• Time is the longest distance between two places

Posted: October 22, 2009

“Time is the longest distance between two places.”

- Tennessee Williams (playwright)

And so it seems to all of us at Neuralstem, and (from your emails) to many of you also. In late September the FDA approved our trial to treat ALS with our spinal cord stem cells. The distance we want to traverse of course is between that approval and the trial itself. The process for getting from here to there is not generally understood, so I hope to shed some light on it here. We are now in the process of having the protocol that the FDA approved for the conduct of the trial, approved by the Institutional Review Board (IRB) of Emory University where we expect to conduct the trial. Approving the trial at the site level is not a trivial step.

The FDA’s approval can be thought of as a scientific and medical exercise. And while they put a tremendous amount of effort into analyzing issues regarding patient safety, it is almost in the abstract. That is, their approval is not “site” specific. Technically the protocol can be carried out at any qualified site. A University’s IRB however must take into account its own ethical guidelines and patient specific rules and relationships when reviewing various parts of the protocol (such as the patient consent forms). And since ultimately the University is responsible for the patients, certainly they must take into account theirs own calculation of various risks. This is how it must and should be. The IRB’s main goal is promote safe and responsible human trials that balance the need for moving forward experimental therapies with the rights of patients. But the rights and the safety of their patients is their primary responsibility. And they have a very structured and time tested review system for making this evaluation. In the end, even if modifications to some parts of the existing protocol are required, it will be because that is what is really needed to properly balance these (sometimes) competing goals.

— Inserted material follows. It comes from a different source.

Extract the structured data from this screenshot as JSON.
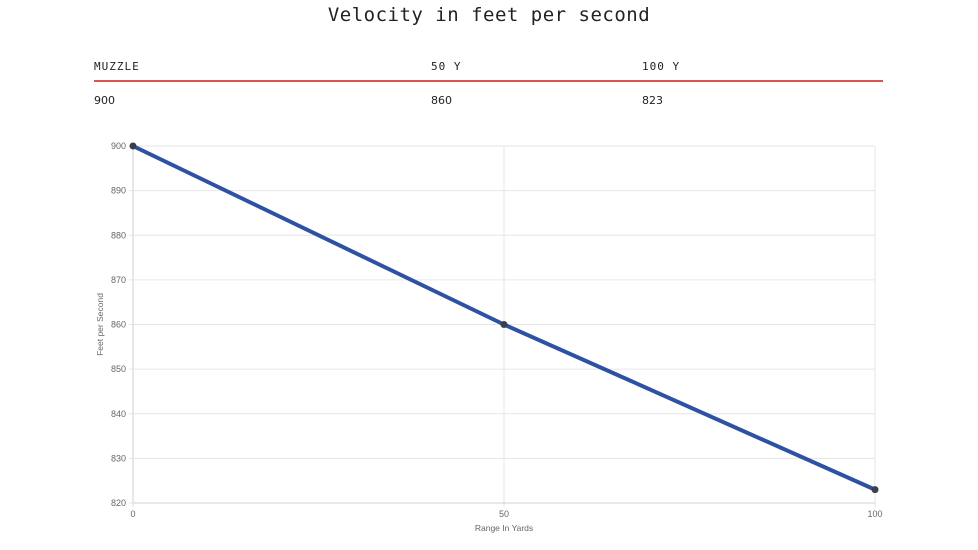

If I could impress upon everyone one point, it would be that the IRB approval process is in every sense of the word, a collaborative process not an adversarial one. We are working WITH Emory’s IRB to make sure that we have “got it right”, and they are good partners. I can also tell you that together with the Emory trial team and their IRB, we are pushing the system as hard and as fast as it can be pushed without threatening the quality and integrity of the review process.

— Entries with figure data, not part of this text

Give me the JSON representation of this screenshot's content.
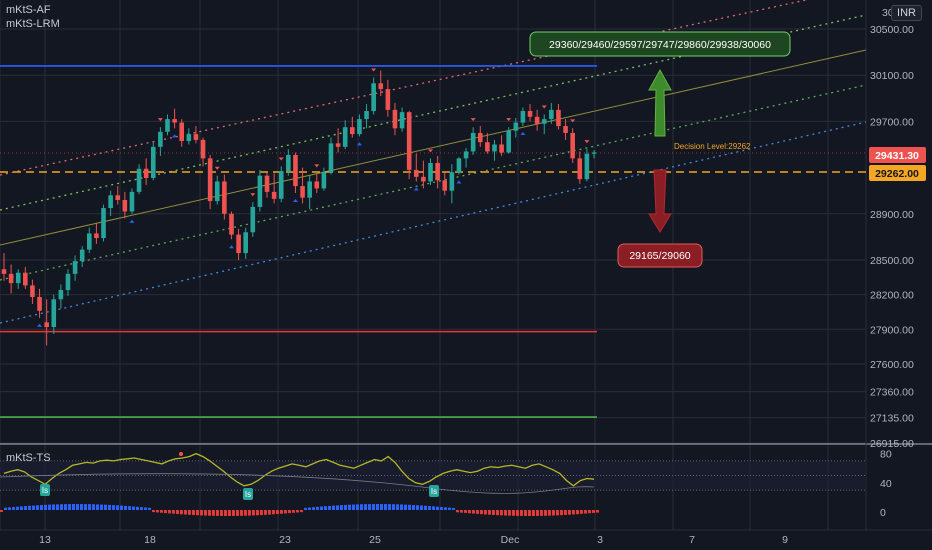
{
  "indicators": {
    "af": "mKtS-AF",
    "lrm": "mKtS-LRM",
    "ts": "mKtS-TS"
  },
  "currency_badge": "INR",
  "colors": {
    "bg": "#131722",
    "up": "#26a69a",
    "down": "#ef5350",
    "grid": "#2a2e39",
    "text": "#b2b5be",
    "target_box": "#1e4620",
    "stop_box": "#8b1e24",
    "decision": "#f5a623",
    "last_price_bg": "#ef5350"
  },
  "annotations": {
    "targets": "29360/29460/29597/29747/29860/29938/30060",
    "stops": "29165/29060",
    "decision": "Decision Level:29262"
  },
  "price_tags": {
    "last": "29431.30",
    "decision": "29262.00"
  },
  "ts_marker": "Is",
  "chart_data": [
    {
      "type": "candlestick",
      "title": "",
      "y_ticks": [
        30500,
        30100,
        29700,
        29431.3,
        29262,
        28900,
        28500,
        28200,
        27900,
        27600,
        27360,
        27135,
        26915
      ],
      "y_tick_labels": [
        "30500.00",
        "30100.00",
        "29700.00",
        "29431.30",
        "29262.00",
        "28900.00",
        "28500.00",
        "28200.00",
        "27900.00",
        "27600.00",
        "27360.00",
        "27135.00",
        "26915.00"
      ],
      "top_partial_label": "30",
      "x_tick_labels": [
        "13",
        "18",
        "23",
        "25",
        "Dec",
        "3",
        "7",
        "9"
      ],
      "levels": [
        {
          "name": "resistance",
          "value": 30180,
          "color": "#2962ff"
        },
        {
          "name": "support",
          "value": 27880,
          "color": "#e53935"
        },
        {
          "name": "lower-band",
          "value": 27140,
          "color": "#4caf50"
        },
        {
          "name": "decision",
          "value": 29262,
          "color": "#f5a623"
        }
      ],
      "candles": [
        [
          28420,
          28560,
          28320,
          28380
        ],
        [
          28380,
          28460,
          28210,
          28300
        ],
        [
          28300,
          28420,
          28250,
          28390
        ],
        [
          28390,
          28440,
          28250,
          28280
        ],
        [
          28280,
          28330,
          28120,
          28180
        ],
        [
          28180,
          28250,
          28000,
          28060
        ],
        [
          27960,
          28160,
          27760,
          27920
        ],
        [
          27920,
          28200,
          27860,
          28160
        ],
        [
          28160,
          28290,
          28080,
          28240
        ],
        [
          28240,
          28420,
          28190,
          28380
        ],
        [
          28380,
          28540,
          28320,
          28490
        ],
        [
          28490,
          28620,
          28440,
          28590
        ],
        [
          28590,
          28780,
          28560,
          28730
        ],
        [
          28730,
          28820,
          28640,
          28690
        ],
        [
          28690,
          28980,
          28660,
          28950
        ],
        [
          28950,
          29100,
          28880,
          29060
        ],
        [
          29060,
          29140,
          28980,
          29020
        ],
        [
          29020,
          29090,
          28860,
          28920
        ],
        [
          28920,
          29120,
          28900,
          29090
        ],
        [
          29090,
          29330,
          29070,
          29290
        ],
        [
          29290,
          29380,
          29150,
          29210
        ],
        [
          29210,
          29520,
          29190,
          29480
        ],
        [
          29480,
          29650,
          29400,
          29610
        ],
        [
          29610,
          29760,
          29580,
          29720
        ],
        [
          29720,
          29810,
          29640,
          29690
        ],
        [
          29690,
          29720,
          29480,
          29530
        ],
        [
          29530,
          29640,
          29500,
          29590
        ],
        [
          29590,
          29660,
          29510,
          29540
        ],
        [
          29540,
          29560,
          29310,
          29380
        ],
        [
          29380,
          29410,
          28940,
          29010
        ],
        [
          29010,
          29230,
          28980,
          29180
        ],
        [
          29180,
          29240,
          28850,
          28900
        ],
        [
          28900,
          28920,
          28680,
          28720
        ],
        [
          28720,
          28770,
          28500,
          28560
        ],
        [
          28560,
          28780,
          28510,
          28740
        ],
        [
          28740,
          29000,
          28700,
          28960
        ],
        [
          28960,
          29280,
          28920,
          29230
        ],
        [
          29230,
          29260,
          29040,
          29090
        ],
        [
          29090,
          29250,
          28990,
          29030
        ],
        [
          29030,
          29310,
          29000,
          29270
        ],
        [
          29270,
          29460,
          29230,
          29410
        ],
        [
          29410,
          29430,
          29080,
          29140
        ],
        [
          29140,
          29300,
          28990,
          29040
        ],
        [
          29040,
          29230,
          28940,
          29180
        ],
        [
          29180,
          29250,
          29080,
          29120
        ],
        [
          29120,
          29300,
          29100,
          29260
        ],
        [
          29260,
          29560,
          29240,
          29510
        ],
        [
          29510,
          29640,
          29430,
          29480
        ],
        [
          29480,
          29710,
          29460,
          29650
        ],
        [
          29650,
          29740,
          29560,
          29590
        ],
        [
          29590,
          29760,
          29570,
          29720
        ],
        [
          29720,
          29850,
          29640,
          29790
        ],
        [
          29790,
          30080,
          29760,
          30030
        ],
        [
          30030,
          30140,
          29920,
          29980
        ],
        [
          29980,
          30060,
          29740,
          29800
        ],
        [
          29800,
          29860,
          29580,
          29640
        ],
        [
          29640,
          29820,
          29610,
          29780
        ],
        [
          29780,
          29790,
          29200,
          29280
        ],
        [
          29280,
          29420,
          29180,
          29220
        ],
        [
          29220,
          29360,
          29120,
          29180
        ],
        [
          29180,
          29380,
          29150,
          29340
        ],
        [
          29340,
          29400,
          29120,
          29190
        ],
        [
          29190,
          29260,
          29060,
          29100
        ],
        [
          29100,
          29330,
          28990,
          29260
        ],
        [
          29260,
          29390,
          29240,
          29380
        ],
        [
          29380,
          29470,
          29300,
          29440
        ],
        [
          29440,
          29650,
          29410,
          29600
        ],
        [
          29600,
          29660,
          29480,
          29520
        ],
        [
          29520,
          29600,
          29420,
          29440
        ],
        [
          29440,
          29540,
          29360,
          29500
        ],
        [
          29500,
          29580,
          29400,
          29430
        ],
        [
          29430,
          29650,
          29420,
          29620
        ],
        [
          29620,
          29730,
          29560,
          29690
        ],
        [
          29690,
          29820,
          29660,
          29790
        ],
        [
          29790,
          29850,
          29700,
          29740
        ],
        [
          29740,
          29800,
          29620,
          29680
        ],
        [
          29680,
          29760,
          29590,
          29720
        ],
        [
          29720,
          29860,
          29680,
          29800
        ],
        [
          29800,
          29850,
          29630,
          29660
        ],
        [
          29660,
          29720,
          29540,
          29600
        ],
        [
          29600,
          29640,
          29340,
          29380
        ],
        [
          29380,
          29440,
          29160,
          29200
        ],
        [
          29200,
          29460,
          29180,
          29420
        ],
        [
          29420,
          29450,
          29380,
          29431.3
        ]
      ]
    },
    {
      "type": "line",
      "title": "",
      "y_ticks": [
        80,
        40,
        0
      ],
      "y_tick_labels": [
        "80",
        "40",
        "0"
      ],
      "series": [
        {
          "values": [
            55,
            58,
            60,
            57,
            50,
            45,
            40,
            48,
            55,
            60,
            66,
            68,
            70,
            69,
            72,
            73,
            72,
            74,
            75,
            76,
            74,
            72,
            70,
            68,
            72,
            75,
            76,
            78,
            82,
            78,
            72,
            65,
            58,
            50,
            43,
            38,
            40,
            45,
            52,
            58,
            62,
            65,
            68,
            66,
            64,
            68,
            72,
            74,
            70,
            66,
            64,
            62,
            66,
            70,
            74,
            72,
            78,
            70,
            58,
            48,
            42,
            40,
            44,
            50,
            55,
            58,
            60,
            58,
            56,
            58,
            62,
            64,
            63,
            65,
            66,
            64,
            62,
            66,
            68,
            64,
            60,
            55,
            45,
            38,
            45,
            48,
            47
          ]
        }
      ]
    }
  ]
}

Everyone involved in this trial, from Neuralstem to the Principal Investigators to the surgical team to the Emory IRB wants to move this forward as quickly as it can reasonably be done. I have stated publicly that I believed we would start the trial this year, and I still think that is the case. Yet to us, as well as to those of you in the ALS community, it does seem as though the wait is endless. Time, no matter whether it is measured in months or even weeks, is indeed the longest distance between any two points.